Despite its raw and painful concerns—suicide, loss, grief—Miriam Toews’ sixth novel, All My Puny Sorrows, brings to mind the irreverent and ebullient opening words of Joan Foster in Margaret Atwood’s Lady Oracle: “I planned my death carefully; unlike my life, which meandered along from one thing to another, despite my feeble attempts to control it. My life had a tendency to spread, to get flabby, to scroll and festoon like the frame of a baroque mirror….”
The parallel is fleeting. While the perfectly-aimed sarcasm of Atwood’s protagonist elicits upbeat and hearty laughter, the cutting observations of Toews’ narrator, Yolandi Von Riesen, register as gallows humor and whistling in a graveyard. Yoli’s sharp asides are always accompanied by deep unease. Dissolution and encroaching death lurk just beneath—or within—her every smart-ass remark.
Fitful and seething, the novel dwells on what Toews describes— in the memoir Swing Low (2000), an account of her father—as “dragging some of the awful details to the light of day.” Melvin Toews suffered from depression (a “clinical, profoundly inadequate word for deep despair,” his youngest daughter writes) for decades and ended his life after retirement from a robust teaching career in a Canadian prairie town. A similar affliction resulted in the suicide of Toews’ sister Marj a dozen years later. In Puny Sorrows, Yoli’s father’s suicide is an unhealed past trauma; her sister’s pending one is painful, an open wound.
A harried and self-deprecating women facing her elder sister’s insistent yearnings for suicide even as the memory of their father’s suicide hasn’t yet subsided, Yoli experiences a kind of grief that does not have the reassuring neatness of Elisabeth Kübler-Ross’ five stages. Toews depicts it as all-consuming, deeply messy, and wildly erratic, a chaotic emotional state.
At once nostalgic and clear-eyed, the novel’s summery and consummate opening chapter describes the Von Reisen family circa 1979. Yoli and her confident, self-possessed older sister Elfrieda are adolescent, and the family of four gets by as near-pariahs within a small Manitoban Mennonite community whose dour, holier-than-thou elders actively discourage citizens like the Von Reisens from expressing individuality. Under the care of their parents, though, the girls go camping, freely express unorthodox opinions (such as women’s rights), and savor rather than repress joyfulness. Even with the community’s restrictions and a bloody, violent Russian familial heritage, the Von Reisens convey a surface happiness.

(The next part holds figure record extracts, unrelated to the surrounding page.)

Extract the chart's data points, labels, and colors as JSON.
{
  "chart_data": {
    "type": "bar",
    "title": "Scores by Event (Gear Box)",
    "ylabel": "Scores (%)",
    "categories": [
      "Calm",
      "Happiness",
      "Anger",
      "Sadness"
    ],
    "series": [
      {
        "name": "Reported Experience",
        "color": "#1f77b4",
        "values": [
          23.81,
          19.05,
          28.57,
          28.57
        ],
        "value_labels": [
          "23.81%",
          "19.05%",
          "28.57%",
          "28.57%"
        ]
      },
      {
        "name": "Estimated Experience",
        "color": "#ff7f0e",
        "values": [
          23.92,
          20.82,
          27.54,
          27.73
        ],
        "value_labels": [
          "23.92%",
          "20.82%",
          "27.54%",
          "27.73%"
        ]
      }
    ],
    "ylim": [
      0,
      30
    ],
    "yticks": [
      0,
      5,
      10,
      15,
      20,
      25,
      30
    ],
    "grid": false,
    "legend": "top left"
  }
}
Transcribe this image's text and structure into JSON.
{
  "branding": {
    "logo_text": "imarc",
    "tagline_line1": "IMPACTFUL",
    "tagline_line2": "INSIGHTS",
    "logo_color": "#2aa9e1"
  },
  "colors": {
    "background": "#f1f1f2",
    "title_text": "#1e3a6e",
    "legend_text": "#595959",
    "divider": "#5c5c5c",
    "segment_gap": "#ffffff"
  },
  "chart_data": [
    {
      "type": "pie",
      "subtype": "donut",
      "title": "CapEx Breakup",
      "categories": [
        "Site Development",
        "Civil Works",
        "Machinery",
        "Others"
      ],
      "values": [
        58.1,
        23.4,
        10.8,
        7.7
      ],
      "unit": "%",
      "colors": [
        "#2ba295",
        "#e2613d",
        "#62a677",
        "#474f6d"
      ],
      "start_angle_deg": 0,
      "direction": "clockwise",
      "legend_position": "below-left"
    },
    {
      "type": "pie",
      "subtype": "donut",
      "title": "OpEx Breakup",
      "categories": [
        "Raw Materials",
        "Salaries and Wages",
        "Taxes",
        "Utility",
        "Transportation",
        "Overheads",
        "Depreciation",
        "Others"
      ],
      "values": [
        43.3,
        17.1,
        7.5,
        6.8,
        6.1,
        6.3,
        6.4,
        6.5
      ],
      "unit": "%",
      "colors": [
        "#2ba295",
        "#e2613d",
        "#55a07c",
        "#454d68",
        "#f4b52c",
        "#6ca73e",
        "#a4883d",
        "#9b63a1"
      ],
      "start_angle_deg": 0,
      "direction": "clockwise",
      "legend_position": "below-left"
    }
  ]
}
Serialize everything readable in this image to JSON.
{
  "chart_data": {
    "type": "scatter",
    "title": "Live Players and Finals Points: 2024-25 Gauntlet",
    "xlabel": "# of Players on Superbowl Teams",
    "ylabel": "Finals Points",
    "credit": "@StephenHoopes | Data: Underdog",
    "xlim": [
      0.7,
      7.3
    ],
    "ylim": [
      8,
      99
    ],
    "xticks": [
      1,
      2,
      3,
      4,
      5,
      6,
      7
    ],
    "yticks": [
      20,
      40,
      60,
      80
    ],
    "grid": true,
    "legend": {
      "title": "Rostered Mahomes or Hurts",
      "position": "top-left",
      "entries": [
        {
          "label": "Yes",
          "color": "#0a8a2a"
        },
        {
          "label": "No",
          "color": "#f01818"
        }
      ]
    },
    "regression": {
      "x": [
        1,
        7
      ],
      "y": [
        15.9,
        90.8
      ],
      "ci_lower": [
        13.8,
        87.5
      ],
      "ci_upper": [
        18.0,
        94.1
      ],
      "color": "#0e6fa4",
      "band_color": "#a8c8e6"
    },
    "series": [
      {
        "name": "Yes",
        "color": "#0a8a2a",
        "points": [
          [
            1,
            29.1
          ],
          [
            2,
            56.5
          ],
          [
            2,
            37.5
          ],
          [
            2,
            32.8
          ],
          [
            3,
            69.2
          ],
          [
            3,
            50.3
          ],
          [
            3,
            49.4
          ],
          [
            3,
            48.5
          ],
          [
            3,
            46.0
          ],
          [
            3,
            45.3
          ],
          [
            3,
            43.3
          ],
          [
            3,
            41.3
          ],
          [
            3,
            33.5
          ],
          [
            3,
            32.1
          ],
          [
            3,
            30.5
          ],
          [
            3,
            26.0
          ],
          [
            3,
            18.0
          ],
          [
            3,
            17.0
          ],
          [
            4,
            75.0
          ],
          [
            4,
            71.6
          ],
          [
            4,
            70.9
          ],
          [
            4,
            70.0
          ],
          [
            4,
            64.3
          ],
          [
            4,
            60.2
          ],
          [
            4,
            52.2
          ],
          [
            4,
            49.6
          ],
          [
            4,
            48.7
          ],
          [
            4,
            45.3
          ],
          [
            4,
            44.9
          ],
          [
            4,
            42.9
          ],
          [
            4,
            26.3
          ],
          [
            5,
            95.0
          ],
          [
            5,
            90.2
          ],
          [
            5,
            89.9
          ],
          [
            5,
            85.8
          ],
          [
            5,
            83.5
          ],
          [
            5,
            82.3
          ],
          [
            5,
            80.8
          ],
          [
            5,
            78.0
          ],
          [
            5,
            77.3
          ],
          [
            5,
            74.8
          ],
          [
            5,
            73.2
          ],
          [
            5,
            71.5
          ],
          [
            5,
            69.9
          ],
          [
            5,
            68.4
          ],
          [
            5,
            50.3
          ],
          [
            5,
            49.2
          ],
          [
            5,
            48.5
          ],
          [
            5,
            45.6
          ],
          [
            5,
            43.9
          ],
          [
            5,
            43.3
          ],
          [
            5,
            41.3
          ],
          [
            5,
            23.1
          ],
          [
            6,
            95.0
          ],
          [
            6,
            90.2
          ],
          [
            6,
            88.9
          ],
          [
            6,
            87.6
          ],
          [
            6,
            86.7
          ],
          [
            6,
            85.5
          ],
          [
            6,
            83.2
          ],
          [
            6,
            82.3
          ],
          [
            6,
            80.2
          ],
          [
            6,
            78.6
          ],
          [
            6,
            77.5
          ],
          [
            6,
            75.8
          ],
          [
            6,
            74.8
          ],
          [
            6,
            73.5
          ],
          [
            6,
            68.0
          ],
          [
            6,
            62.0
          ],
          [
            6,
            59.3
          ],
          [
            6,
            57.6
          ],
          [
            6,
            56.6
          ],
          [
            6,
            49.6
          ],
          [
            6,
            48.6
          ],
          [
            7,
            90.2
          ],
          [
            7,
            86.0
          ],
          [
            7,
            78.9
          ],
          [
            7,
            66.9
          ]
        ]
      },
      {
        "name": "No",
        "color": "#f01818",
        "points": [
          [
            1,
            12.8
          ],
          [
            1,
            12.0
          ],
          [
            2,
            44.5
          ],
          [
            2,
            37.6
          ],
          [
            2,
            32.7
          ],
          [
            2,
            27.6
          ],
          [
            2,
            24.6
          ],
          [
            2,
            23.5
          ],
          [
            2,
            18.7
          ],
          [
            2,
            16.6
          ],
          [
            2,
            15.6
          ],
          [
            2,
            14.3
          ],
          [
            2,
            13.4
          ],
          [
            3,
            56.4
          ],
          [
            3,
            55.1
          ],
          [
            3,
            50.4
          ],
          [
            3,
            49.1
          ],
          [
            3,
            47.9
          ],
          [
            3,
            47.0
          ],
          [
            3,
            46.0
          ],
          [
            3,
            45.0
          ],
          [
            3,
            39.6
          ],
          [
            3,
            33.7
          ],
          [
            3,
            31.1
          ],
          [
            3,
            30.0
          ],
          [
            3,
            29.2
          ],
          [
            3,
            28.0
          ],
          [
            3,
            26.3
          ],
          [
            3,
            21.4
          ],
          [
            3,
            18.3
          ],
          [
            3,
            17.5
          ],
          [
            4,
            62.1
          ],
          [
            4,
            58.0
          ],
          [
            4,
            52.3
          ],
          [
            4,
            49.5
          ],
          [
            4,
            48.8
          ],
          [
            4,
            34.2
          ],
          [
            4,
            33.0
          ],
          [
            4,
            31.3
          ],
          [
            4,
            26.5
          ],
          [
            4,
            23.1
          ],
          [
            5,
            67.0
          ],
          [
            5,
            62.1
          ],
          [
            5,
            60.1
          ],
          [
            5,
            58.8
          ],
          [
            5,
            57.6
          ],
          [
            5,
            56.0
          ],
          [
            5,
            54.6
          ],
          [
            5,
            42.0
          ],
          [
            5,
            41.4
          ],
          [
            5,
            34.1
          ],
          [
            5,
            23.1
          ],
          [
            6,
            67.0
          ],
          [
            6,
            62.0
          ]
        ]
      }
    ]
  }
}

At midpoint the chapter’s hue darkens: “Elfrieda has a fresh cut just above her left eyebrow. There are seven stitches holding her forehead together…. I asked her how she got the cut and she told me she fell in the washroom. Who knows if it’s true or false. We are women in our forties now. Much has happened and not happened. Elf said that in order for her to open her package of pills—the ones given to her by nurses—she would need a pair of scissors. Fat lie.”
Divorced, unfocussed, and barely scraping by in Toronto as a single parent and author of children’s books, aspiring novelist Yoli is visiting her sister, a world-renowned concert pianist, in a Winnipeg hospital ward. Not for the first time, Elf has tried—and failed—to end her life.
As the voice of the novel, Yoli is captivating. Between tearful, low-volume hospital conversations with her sister—who’s focused on getting better, Elf says without much conviction—Yoli makes calls and texts to far-flung family; she drops by nurses’ stations, paces, conjures anxious visions at home, reminisces in her car. Urgent and panicked, she talks with her visiting mother and aunt (whose brief stay in Winnipeg is disrupted by her own misfortune); she’s argumentative, flailing, desperate. As her sister’s confident, she’s forced to weigh—and weigh again—Elf’s request to arrange a trip for two to Switzerland, which is home to legal assisted suicide. When Elf is released, only to be found at home later in physical agony, having consumed a caustic household cleanser, Yoli is forced to answer uncomfortable, pressing questions about the ethics of suicide and an individual’s right to end life on their own terms.
After a terrible finality, four chapters chart Life After Elf, with Yoli’s mother moving into her daughter’s filthy new house in Toronto. “She’s a short, fat seventy-six-year-old Mennonite prairie woman who has lived most of her life in one of the country’s most conservative small towns, who has been tossed repeatedly through life’s wringer, and who has rather suddenly moved to the trendy heart of the nation’s largest city to begin, as they say, a new chapter in her life.” Anchored to time, of course, their lives must continue.
Though Toews depicts both Yoli and Elf as burdened and damaged by past events, and conscious of the chasm left by their absent loved ones, she also gestures at their striving for happiness and whatever pleasures life offers them. Realistic and deeply sad, the ending captures scenes of recovery and endurance with striking fidelity.